Role of ubiquitination in IGPR-1 regulation
Embargo Date
2021-06-08
OA Version
Citation
Abstract
Immunoglobulin-containing and proline-rich receptor-1 (IGPR-1), is a newly identified cell adhesion molecule and is expressed in various cell types including, epithelial and endothelial cell origin. IGPR-1 regulates cell-cell adhesion and promotes angiogenesis, activated by shear stress and mediates endothelial cells response to shear stress. Moreover, IGPR-1 expression is upregulated in colon cancer and supports colon tumor growth. IGPR-1 contains a single extracellular immunoglobulin domain, a transmembrane domain and followed by a cytoplasmic proline-rich C-terminus.

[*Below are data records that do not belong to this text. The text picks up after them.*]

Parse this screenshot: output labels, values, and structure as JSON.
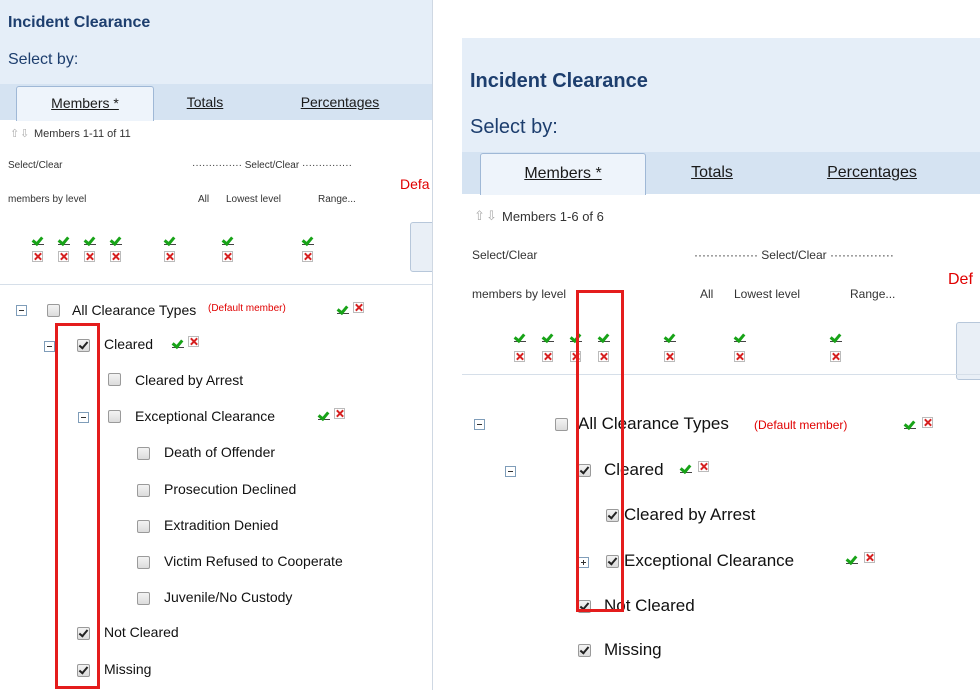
{
  "left": {
    "title": "Incident Clearance",
    "select_by": "Select by:",
    "tabs": [
      "Members *",
      "Totals",
      "Percentages"
    ],
    "members_count": "Members 1-11 of 11",
    "select_clear": "Select/Clear",
    "members_by_level": "members by level",
    "select_clear_dotted": "··············· Select/Clear ···············",
    "col_all": "All",
    "col_lowest": "Lowest level",
    "col_range": "Range...",
    "default_fragment": "Defa",
    "tree": [
      {
        "label": "All Clearance Types",
        "default_tag": "(Default member)",
        "checked": false
      },
      {
        "label": "Cleared",
        "checked": true
      },
      {
        "label": "Cleared by Arrest",
        "checked": false
      },
      {
        "label": "Exceptional Clearance",
        "checked": false
      },
      {
        "label": "Death of Offender",
        "checked": false
      },
      {
        "label": "Prosecution Declined",
        "checked": false
      },
      {
        "label": "Extradition Denied",
        "checked": false
      },
      {
        "label": "Victim Refused to Cooperate",
        "checked": false
      },
      {
        "label": "Juvenile/No Custody",
        "checked": false
      },
      {
        "label": "Not Cleared",
        "checked": true
      },
      {
        "label": "Missing",
        "checked": true
      }
    ]
  },
  "right": {
    "title": "Incident Clearance",
    "select_by": "Select by:",
    "tabs": [
      "Members *",
      "Totals",
      "Percentages"
    ],
    "members_count": "Members 1-6 of 6",
    "select_clear": "Select/Clear",
    "members_by_level": "members by level",
    "select_clear_dotted": "················ Select/Clear ················",
    "col_all": "All",
    "col_lowest": "Lowest level",
    "col_range": "Range...",
    "default_fragment": "Def",
    "tree": [
      {
        "label": "All Clearance Types",
        "default_tag": "(Default member)",
        "checked": false
      },
      {
        "label": "Cleared",
        "checked": true
      },
      {
        "label": "Cleared by Arrest",
        "checked": true
      },
      {
        "label": "Exceptional Clearance",
        "checked": true
      },
      {
        "label": "Not Cleared",
        "checked": true
      },
      {
        "label": "Missing",
        "checked": true
      }
    ]
  },
  "icons": {
    "up_arrow": "⇧",
    "down_arrow": "⇩"
  },
  "colors": {
    "title": "#1d3e6e",
    "highlight": "#e41c1c",
    "check_green": "#18a318",
    "clear_red": "#d62020",
    "default_tag": "#e00000"
  }
}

We demonstrate that ubiquitin E3 protein ligase neural precursor cell expressed developmentally down regulated 4 (NEDD4) binds to and ubiquitinates IGPR-1. Furthermore, among the four WW domains, the C-terminus WW domain#4 selectively mediates the binding of NEDD4 with IGPR-1. We used in vitro ubiquitination assay and identified UbcH6, as an E2 conjugating enzyme required for NEDD4-mediated ubiquitination of IGPR-1. Taken together, our data identifies NEDD4/Ubc6H ubiquitination system as a major pathway involved in the ubiquitination of IGPR-1.